On ne voyait que le bonheur – Grégoire Delacourt

IMG_20170919_101038_089« Antoine, la quarantaine, est expert en assurance. Depuis longtemps, trop longtemps, il estime, indemnise la vie des autres. Une nuit, il s’intéresse à la sienne, se demande ce qu’elle vaut vraiment. Par une introspection sans concession, il nous entraîne au cœur de notre propre humanité, lui qui ne s’est jamais remis de son enfance, balloté entre faux bonheurs et réelles tragédies. Orchestré en 3 mouvements, de Nord de la France à la côte Ouest du Mexique, On ne voyait que le bonheur explore aussi le pays de l’adolescence. Et montre que le pardon et la rédemption restent possible en dépit de tout ».

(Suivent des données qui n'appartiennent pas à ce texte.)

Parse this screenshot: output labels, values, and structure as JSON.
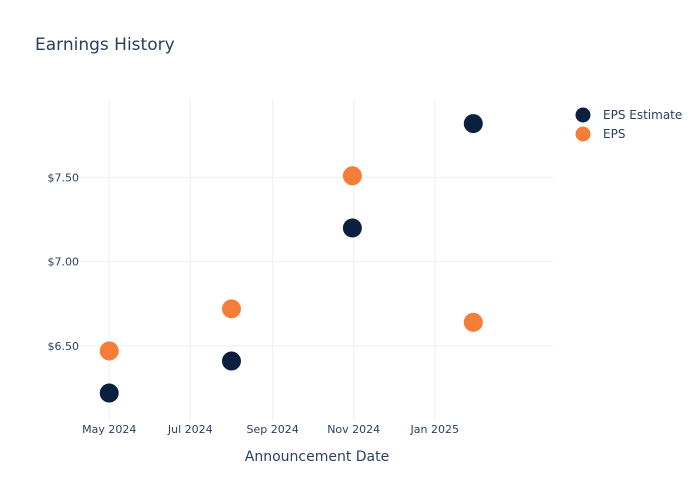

J’ai commencé ce livre avec plaisir, motivée par les livres précédents que j’avais lu, de G. Delacourt, et vraiment aimé (La liste de mes envies, La première chose qu’on regarde). Le récit s’articule en 3 parties: Antoine le protagoniste raconte à son fils l’histoire de leur famille; Antoine refait sa vie au Mexique après le drame; et enfin le journal intime de Joséphine depuis le drame.

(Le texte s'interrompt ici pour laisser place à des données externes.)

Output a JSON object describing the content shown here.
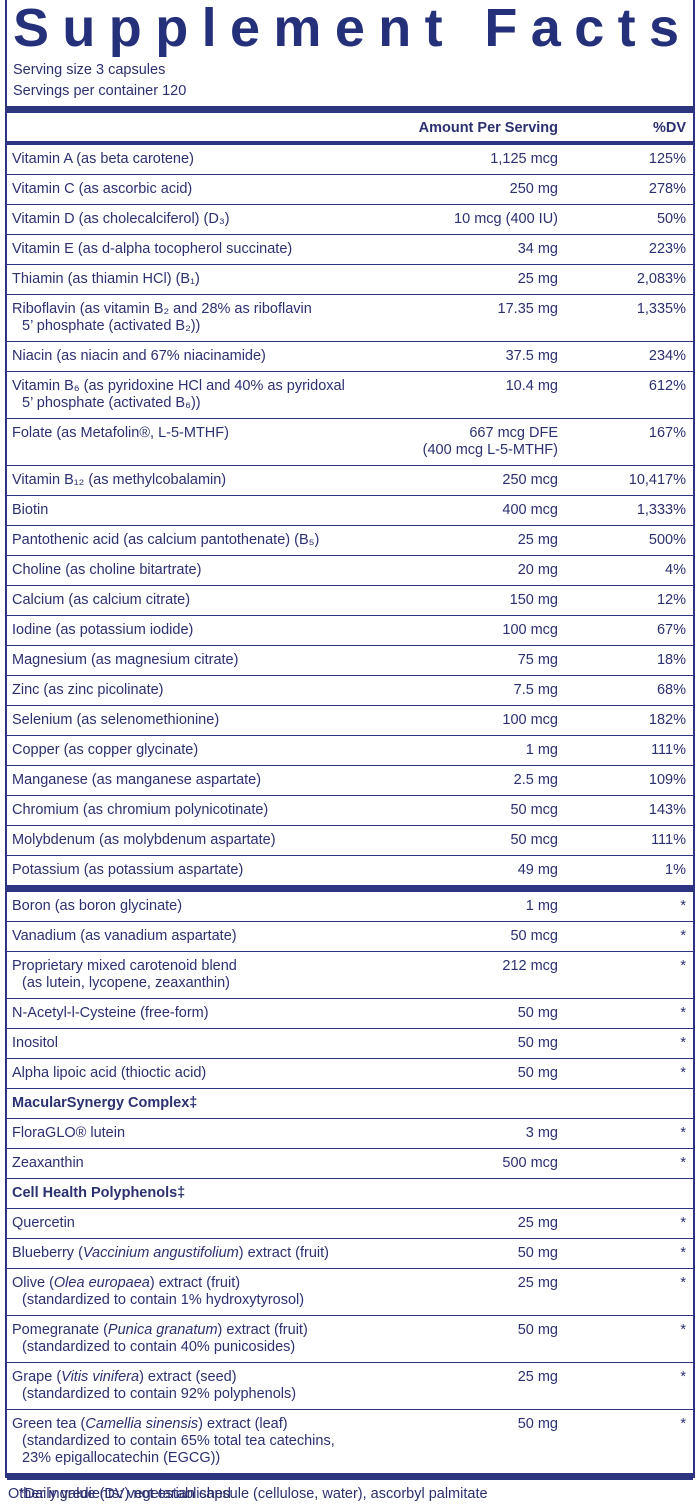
{
  "header": {
    "title": "Supplement Facts",
    "serving_size": "Serving size  3 capsules",
    "servings_per_container": "Servings per container  120"
  },
  "table": {
    "columns": [
      "Amount Per Serving",
      "%DV"
    ],
    "sections": [
      {
        "rows": [
          {
            "label": [
              "Vitamin A (as beta carotene)"
            ],
            "amount": [
              "1,125 mcg"
            ],
            "dv": "125%"
          },
          {
            "label": [
              "Vitamin C (as ascorbic acid)"
            ],
            "amount": [
              "250 mg"
            ],
            "dv": "278%"
          },
          {
            "label": [
              "Vitamin D (as cholecalciferol) (D₃)"
            ],
            "amount": [
              "10 mcg (400 IU)"
            ],
            "dv": "50%"
          },
          {
            "label": [
              "Vitamin E (as d-alpha tocopherol succinate)"
            ],
            "amount": [
              "34 mg"
            ],
            "dv": "223%"
          },
          {
            "label": [
              "Thiamin (as thiamin HCl) (B₁)"
            ],
            "amount": [
              "25 mg"
            ],
            "dv": "2,083%"
          },
          {
            "label": [
              "Riboflavin (as vitamin B₂ and 28% as riboflavin",
              "5’ phosphate (activated B₂))"
            ],
            "amount": [
              "17.35 mg"
            ],
            "dv": "1,335%"
          },
          {
            "label": [
              "Niacin (as niacin and 67% niacinamide)"
            ],
            "amount": [
              "37.5 mg"
            ],
            "dv": "234%"
          },
          {
            "label": [
              "Vitamin B₆ (as pyridoxine HCl and 40% as pyridoxal",
              "5’ phosphate (activated B₆))"
            ],
            "amount": [
              "10.4 mg"
            ],
            "dv": "612%"
          },
          {
            "label": [
              "Folate (as Metafolin®, L-5-MTHF)"
            ],
            "amount": [
              "667 mcg DFE",
              "(400 mcg L-5-MTHF)"
            ],
            "dv": "167%"
          },
          {
            "label": [
              "Vitamin B₁₂ (as methylcobalamin)"
            ],
            "amount": [
              "250 mcg"
            ],
            "dv": "10,417%"
          },
          {
            "label": [
              "Biotin"
            ],
            "amount": [
              "400 mcg"
            ],
            "dv": "1,333%"
          },
          {
            "label": [
              "Pantothenic acid (as calcium pantothenate) (B₅)"
            ],
            "amount": [
              "25 mg"
            ],
            "dv": "500%"
          },
          {
            "label": [
              "Choline (as choline bitartrate)"
            ],
            "amount": [
              "20 mg"
            ],
            "dv": "4%"
          },
          {
            "label": [
              "Calcium (as calcium citrate)"
            ],
            "amount": [
              "150 mg"
            ],
            "dv": "12%"
          },
          {
            "label": [
              "Iodine (as potassium iodide)"
            ],
            "amount": [
              "100 mcg"
            ],
            "dv": "67%"
          },
          {
            "label": [
              "Magnesium (as magnesium citrate)"
            ],
            "amount": [
              "75 mg"
            ],
            "dv": "18%"
          },
          {
            "label": [
              "Zinc (as zinc picolinate)"
            ],
            "amount": [
              "7.5 mg"
            ],
            "dv": "68%"
          },
          {
            "label": [
              "Selenium (as selenomethionine)"
            ],
            "amount": [
              "100 mcg"
            ],
            "dv": "182%"
          },
          {
            "label": [
              "Copper (as copper glycinate)"
            ],
            "amount": [
              "1 mg"
            ],
            "dv": "111%"
          },
          {
            "label": [
              "Manganese (as manganese aspartate)"
            ],
            "amount": [
              "2.5 mg"
            ],
            "dv": "109%"
          },
          {
            "label": [
              "Chromium (as chromium polynicotinate)"
            ],
            "amount": [
              "50 mcg"
            ],
            "dv": "143%"
          },
          {
            "label": [
              "Molybdenum (as molybdenum aspartate)"
            ],
            "amount": [
              "50 mcg"
            ],
            "dv": "111%"
          },
          {
            "label": [
              "Potassium (as potassium aspartate)"
            ],
            "amount": [
              "49 mg"
            ],
            "dv": "1%"
          }
        ]
      },
      {
        "rows": [
          {
            "label": [
              "Boron (as boron glycinate)"
            ],
            "amount": [
              "1 mg"
            ],
            "dv": "*"
          },
          {
            "label": [
              "Vanadium (as vanadium aspartate)"
            ],
            "amount": [
              "50 mcg"
            ],
            "dv": "*"
          },
          {
            "label": [
              "Proprietary mixed carotenoid blend",
              "(as lutein, lycopene, zeaxanthin)"
            ],
            "amount": [
              "212 mcg"
            ],
            "dv": "*"
          },
          {
            "label": [
              "N-Acetyl-l-Cysteine (free-form)"
            ],
            "amount": [
              "50 mg"
            ],
            "dv": "*"
          },
          {
            "label": [
              "Inositol"
            ],
            "amount": [
              "50 mg"
            ],
            "dv": "*"
          },
          {
            "label": [
              "Alpha lipoic acid (thioctic acid)"
            ],
            "amount": [
              "50 mg"
            ],
            "dv": "*"
          },
          {
            "heading": "MacularSynergy Complex‡"
          },
          {
            "label": [
              "FloraGLO® lutein"
            ],
            "amount": [
              "3 mg"
            ],
            "dv": "*"
          },
          {
            "label": [
              "Zeaxanthin"
            ],
            "amount": [
              "500 mcg"
            ],
            "dv": "*"
          },
          {
            "heading": "Cell Health Polyphenols‡"
          },
          {
            "label": [
              "Quercetin"
            ],
            "amount": [
              "25 mg"
            ],
            "dv": "*"
          },
          {
            "label": [
              [
                "Blueberry (",
                "Vaccinium angustifolium",
                ") extract (fruit)"
              ]
            ],
            "amount": [
              "50 mg"
            ],
            "dv": "*"
          },
          {
            "label": [
              [
                "Olive (",
                "Olea europaea",
                ") extract (fruit)"
              ],
              "(standardized to contain 1% hydroxytyrosol)"
            ],
            "amount": [
              "25 mg"
            ],
            "dv": "*"
          },
          {
            "label": [
              [
                "Pomegranate (",
                "Punica granatum",
                ") extract (fruit)"
              ],
              "(standardized to contain 40% punicosides)"
            ],
            "amount": [
              "50 mg"
            ],
            "dv": "*"
          },
          {
            "label": [
              [
                "Grape (",
                "Vitis vinifera",
                ") extract (seed)"
              ],
              "(standardized to contain 92% polyphenols)"
            ],
            "amount": [
              "25 mg"
            ],
            "dv": "*"
          },
          {
            "label": [
              [
                "Green tea (",
                "Camellia sinensis",
                ") extract (leaf)"
              ],
              "(standardized to contain 65% total tea catechins,",
              "23% epigallocatechin (EGCG))"
            ],
            "amount": [
              "50 mg"
            ],
            "dv": "*"
          }
        ]
      }
    ]
  },
  "footnote": "*Daily value (DV) not established",
  "other_ingredients": "Other ingredients: vegetarian capsule (cellulose, water), ascorbyl palmitate"
}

Mais très vite j’ai eu du mal à rester accrochée, le fil conducteur de l’histoire n’étant pas si évident que ça… Delacourt a toujours une façon d’écrire assez spéciale, qui se marie bien avec son récit. Mais dans ce roman-ci, ajoutée à un choix de narration pas ordinaire, j’ai vraiment eu du mal à saisir l’ampleur de l’histoire. Et lire en se disant « Je comprendrais plus tard » n’est pas quelque chose que j’aime beaucoup !

Pour en revenir au style de Delacourt, ses phrases de plus en plus courtes et cinglantes font toujours leur effet, mais ici conjuguée à un sujet assez pathétique, j’ai eu l’impession de faire du surplace, et c’est bien dommage ! Il y a beaucoup de violences (d’abord psychologique avant d’être physique) et un d’auto-apitoiement du personnage principal qui m’a déplu. J’ai vraiment eu du mal à m’identifier à Antoine et à comprendre ses actes. A plusieurs reprises, Antoine évoque la lâcheté, s’y reconnaît, s’y complait presque pendant tout le livre, jusqu’à avoir le courage enfin d’agir, et rétrospectivement, on aurait préféré qu’il n’en fasse rien.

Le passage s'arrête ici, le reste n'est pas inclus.